Eu pensava em como ia buscar ela às três da tarde. Já imaginava Mariana saindo de casa, provavelmente com aquela bolsa grande, organizada, cara de quem ainda não tinha certeza se tava fazendo a coisa certa. Eu já imaginava ela entrando no carro, olhando em volta, tentando esconder o nervosismo.
E eu ia estar ali.
Pra qualquer coisa.
Pra qualquer olhar atravessado. Pra qualquer comentário fora de lugar. Pra qualquer situação que fugisse do controle.
Ela ia se arrumar lá em casa. Dormir lá depois. Ia ser tudo pensado pra que ela não precisasse se expor mais do que o necessário.
Levantei do sofá e fui pro quarto. Abri o guarda-roupa, peguei uma camiseta limpa, me troquei. Deitei na cama, mas o sono não veio.
Minha cabeça rodava.
Eu lembrava da forma como ela ficou meio sem jeito quando falou do Vitinho, mesmo sem falar o nome dele. Ela tinha percebido. Claro que tinha. Mariana sempre percebeu demais.

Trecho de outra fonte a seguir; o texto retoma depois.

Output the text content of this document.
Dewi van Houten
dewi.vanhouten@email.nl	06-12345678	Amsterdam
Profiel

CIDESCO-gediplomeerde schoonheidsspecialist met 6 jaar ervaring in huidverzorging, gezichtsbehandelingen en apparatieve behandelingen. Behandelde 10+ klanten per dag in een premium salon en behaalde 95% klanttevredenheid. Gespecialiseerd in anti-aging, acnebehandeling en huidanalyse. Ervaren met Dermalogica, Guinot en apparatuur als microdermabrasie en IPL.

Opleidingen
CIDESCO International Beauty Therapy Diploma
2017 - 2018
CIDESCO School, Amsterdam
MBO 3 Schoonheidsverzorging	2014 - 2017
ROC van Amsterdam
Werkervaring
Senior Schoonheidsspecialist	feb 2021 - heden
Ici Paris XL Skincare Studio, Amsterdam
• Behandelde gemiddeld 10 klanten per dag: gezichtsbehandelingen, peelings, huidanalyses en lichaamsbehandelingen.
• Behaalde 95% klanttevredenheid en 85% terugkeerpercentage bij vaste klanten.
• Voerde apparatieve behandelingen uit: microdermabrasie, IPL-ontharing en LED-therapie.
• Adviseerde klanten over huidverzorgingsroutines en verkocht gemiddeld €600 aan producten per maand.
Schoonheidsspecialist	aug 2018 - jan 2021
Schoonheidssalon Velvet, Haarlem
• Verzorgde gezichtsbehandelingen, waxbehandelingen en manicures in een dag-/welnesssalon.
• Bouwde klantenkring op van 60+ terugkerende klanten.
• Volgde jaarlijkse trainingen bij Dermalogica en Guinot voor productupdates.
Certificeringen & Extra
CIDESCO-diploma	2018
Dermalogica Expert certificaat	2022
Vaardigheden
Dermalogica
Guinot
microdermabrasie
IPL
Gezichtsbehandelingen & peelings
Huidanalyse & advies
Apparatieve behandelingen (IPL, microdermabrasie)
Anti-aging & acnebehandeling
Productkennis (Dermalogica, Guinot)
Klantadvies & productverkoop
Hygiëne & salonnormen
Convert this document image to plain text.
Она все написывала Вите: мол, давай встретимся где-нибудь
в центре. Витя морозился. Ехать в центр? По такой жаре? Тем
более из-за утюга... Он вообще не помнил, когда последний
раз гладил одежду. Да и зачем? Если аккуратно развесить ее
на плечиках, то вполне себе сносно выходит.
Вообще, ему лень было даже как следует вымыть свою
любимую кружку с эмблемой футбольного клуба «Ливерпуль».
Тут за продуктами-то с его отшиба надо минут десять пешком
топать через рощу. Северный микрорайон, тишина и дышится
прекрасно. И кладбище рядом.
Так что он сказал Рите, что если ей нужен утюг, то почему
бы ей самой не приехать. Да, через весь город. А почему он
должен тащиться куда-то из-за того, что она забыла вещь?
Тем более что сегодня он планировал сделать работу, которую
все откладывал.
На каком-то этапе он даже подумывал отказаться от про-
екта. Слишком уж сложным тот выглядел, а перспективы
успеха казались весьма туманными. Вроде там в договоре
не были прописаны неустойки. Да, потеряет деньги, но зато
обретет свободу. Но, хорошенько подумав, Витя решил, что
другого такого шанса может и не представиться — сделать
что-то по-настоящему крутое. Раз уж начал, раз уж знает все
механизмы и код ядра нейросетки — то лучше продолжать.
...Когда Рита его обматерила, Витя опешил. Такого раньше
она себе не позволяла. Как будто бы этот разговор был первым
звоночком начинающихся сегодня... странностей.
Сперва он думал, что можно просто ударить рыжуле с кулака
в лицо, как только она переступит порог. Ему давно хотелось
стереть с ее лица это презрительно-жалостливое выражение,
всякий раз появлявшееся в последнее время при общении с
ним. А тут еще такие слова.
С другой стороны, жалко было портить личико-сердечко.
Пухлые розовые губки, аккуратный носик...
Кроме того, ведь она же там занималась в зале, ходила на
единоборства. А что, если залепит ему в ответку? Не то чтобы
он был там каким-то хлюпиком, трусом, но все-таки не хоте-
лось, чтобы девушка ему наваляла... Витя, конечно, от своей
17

E eu tinha percebido também.
Vitinho nunca olhou daquele jeito pra ninguém.
Aquilo me incomodava mais do que eu queria admitir.
Não por ciúmes. Não desse tipo. Era proteção. Era alerta. Era instinto.
Vitinho vivia num mundo onde sentimentos eram fraqueza. Onde tudo tinha um preço. Onde mulher, muitas vezes, era distração. E Mariana não era nada disso.
Ela não sabia jogar aquele jogo.
E eu não ia deixar ela virar peça de nada.
Virei de lado na cama, respirei fundo. A noite tava quente, abafada. Lá fora, o morro não dormia. Nunca dorme. Sempre tem um som distante, uma risada, um motor passando, um rádio chiando.
Fechei os olhos e fiz uma promessa silenciosa.
Enquanto Mariana estivesse do meu lado, nada ia tocar nela.
Nem o caos do morro.
Nem o brilho falso do baile.
Nem os olhares errados.
Nem mesmo os sentimentos que eu não entendia direito ainda.
Ela vinha.
E eu estaria ali.
Como sempre estive.
Como sempre vou estar.
Amanhã, quando o sol nascer, o mundo vai continuar o mesmo pra muita gente.
Mas pra mim…
pra mim, a sexta-feira à noite já tinha mudado tudo.
E eu ainda não sabia se tava preparado pro que vinha depois.